A única escola exclusiva para crianças pretas e pardas que existiu no
Brasil funcionou na Rua da Alfândega, de 1853 a 1873, no Rio de
Janeiro. Não há registros de outros colégios que privilegiaram o estudo
dos negros no país. Diferentemente dos Estados Unidos, onde a população
negra criou espaços próprios, aqui a exceção pode estar na escola de
Pretextato dos Passos e Silva. Era em uma casinha pequena, teve cerca de
15 alunos de famílias de origem humilde: a maioria dos pais não tinha
sobrenome ou assinatura própria. O nome dos alunos, até hoje, é um
mistério, bem como o paradeiro deles.Tudo o que se sabe da escola
termina por aí. A historiadora Adriana Maria Paulo da Silva, que estudou
a existência desse colégio, gostaria de ter a chance de conhecer mais
sobre Pretextato, o que poderia responder a tantas indagações, mas até
mesmo o nome deste homem é uma incógnita. “A origem da palavra
Pretextato é de alguém que protesta. Ele poderia ter usado o nome com
este objetivo”, diz Adriana, que é professora do departamento de Métodos
e Técnicas de Ensino da Universidade Federal de Pernambuco. Ela se
deparou com a existência de Pretextato e de sua escola em documentos do
Arquivo Nacional do Rio de Janeiro durante sua dissertação de mestrado.
As três maneiras de descobrir coisas sobre os habitantes do tempo do
Império são a partir de inventários da época, de documentos de alguém
que abriu um processo judicial ou foi processado. Quem não passava por
um desses trâmites desapareceu na história – é a explicação que se tem
para o nome das crianças negras e pardas. Pretextato abriu um processo
solicitando ao então inspetor-geral da Instrução Primária e Secundária
da Corte, Eusébio de Queirós, algumas concessões para a continuidade do
funcionamento da escola. Ele pediu ainda a dispensa das provas de
capacidade (um exame oral e escrito), que era uma exigência para o
exercício do magistério. “Para escapar da prova, ele recorreu ao
processo. E não conseguiu apenas a dispensa, mas a chance de continuar
com a escola aberta”, explica Adriana. Pretextato deveria fazer os
exames na frente do que seria hoje o então ministro da educação, porém,
como era muito tímido, se defendeu dizendo que isso o impedia de fazer
os testes.
Ele declarou nos documentos ser um homem preto. Não se sabe como
Pretextato conseguiu ter formação educacional para ensinar os alunos,
mas, no processo da escola, dois pais o defendiam dizendo que era um bom
professor. No processo, Pretextato argumentou ainda que era importante
a escola continuar funcionando porque havia muito racismo nas escolas
da corte, nas quais os pretos e pardos eram impedidos de frequentar ou
eram emocionalmente coagidos. Aliás, era proibido aos escravos
frequentar a escola, apenas negros alforriados tinham essa prerrogativa
e, mesmo assim, de difícil conquista. A silenciosa autorização de
Eusébio, apesar deste cenário, é outra questão inexplicável sobre a
existência e permanência da escola de negros do Rio.

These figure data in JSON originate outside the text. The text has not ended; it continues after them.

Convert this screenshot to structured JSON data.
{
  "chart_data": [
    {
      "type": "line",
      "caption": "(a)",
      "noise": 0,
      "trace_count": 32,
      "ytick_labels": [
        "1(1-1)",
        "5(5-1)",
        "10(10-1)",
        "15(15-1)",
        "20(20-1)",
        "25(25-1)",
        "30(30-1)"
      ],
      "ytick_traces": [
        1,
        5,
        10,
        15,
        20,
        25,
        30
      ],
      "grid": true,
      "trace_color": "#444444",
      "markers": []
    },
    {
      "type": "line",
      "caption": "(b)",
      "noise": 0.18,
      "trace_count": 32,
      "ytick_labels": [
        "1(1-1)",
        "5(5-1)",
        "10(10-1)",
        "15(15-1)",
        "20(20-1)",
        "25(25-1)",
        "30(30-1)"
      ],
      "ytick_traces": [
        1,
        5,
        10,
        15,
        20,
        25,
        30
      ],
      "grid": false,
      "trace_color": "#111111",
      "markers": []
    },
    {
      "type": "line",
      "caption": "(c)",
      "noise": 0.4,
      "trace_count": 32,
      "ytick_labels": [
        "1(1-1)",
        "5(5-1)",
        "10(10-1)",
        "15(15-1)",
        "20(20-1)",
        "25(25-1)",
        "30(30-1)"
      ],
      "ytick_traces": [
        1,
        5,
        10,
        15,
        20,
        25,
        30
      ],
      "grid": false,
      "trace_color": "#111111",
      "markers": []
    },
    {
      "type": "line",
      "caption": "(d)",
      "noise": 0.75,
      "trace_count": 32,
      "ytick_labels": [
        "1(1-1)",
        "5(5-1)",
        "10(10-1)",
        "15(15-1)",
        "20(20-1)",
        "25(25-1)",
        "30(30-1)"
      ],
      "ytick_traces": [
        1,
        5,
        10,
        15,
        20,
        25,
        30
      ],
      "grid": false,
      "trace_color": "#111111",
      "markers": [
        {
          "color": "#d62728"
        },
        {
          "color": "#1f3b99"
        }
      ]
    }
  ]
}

O colégio funcionou até 1873, data em que Pretextato foi despejado da
casa onde lecionava por dever dois meses de aluguel à Santa Casa de
Misericórdia. “Há registros de que os pais pagavam uma mensalidade para a
escola. Mas deveria ser um valor irrisório”, diz Adriana. Na escola, os
alunos aprendiam o básico: ler, escrever, saber as quatro operações
matemáticas e um pouco de religião.
Em Campinas, outras duas experiências
A ideia difundida de que no Império havia um bando de iletrados cai
por terra somente com a presença da escola de Pretextato. Mas além dela,
há outras escolas que de certa forma “burlaram” as regras de que
escravos não poderiam ir para a aula e ajudaram os negros a chegar à
alfabetização.
A antropóloga Irene Maria Ferreira Barbosa, da Fundação Escola de
Sociologia e Política de São Paulo, estudou o caso de uma escola que
ajudou negros em Campinas, além de ter esbarrado, durante as pesquisas,
com o nome de um outro colégio que teve praticamente a mesma finalidade.
Perseverança era o nome da escola. Ela foi fundada por Antonio
Cesarino e funcionou em Campinas de 1860 a 1876. A diferença da escola
de Pretextato é que esta recebia alunas brancas durante a tarde (elas
pagavam uma mensalidade ao conceituado professor Cesarino). Com o valor
arrecadado dessas alunas, ele manteve a instituição e conseguiu ainda
dar aulas para mulheres escravas e negras no período da noite. A escola
ficava na Rua do Alecrim (atual Rua 14 de Dezembro). Cesarino não era o
único professor, quando abriu a escola chamou suas irmãs para lecionar.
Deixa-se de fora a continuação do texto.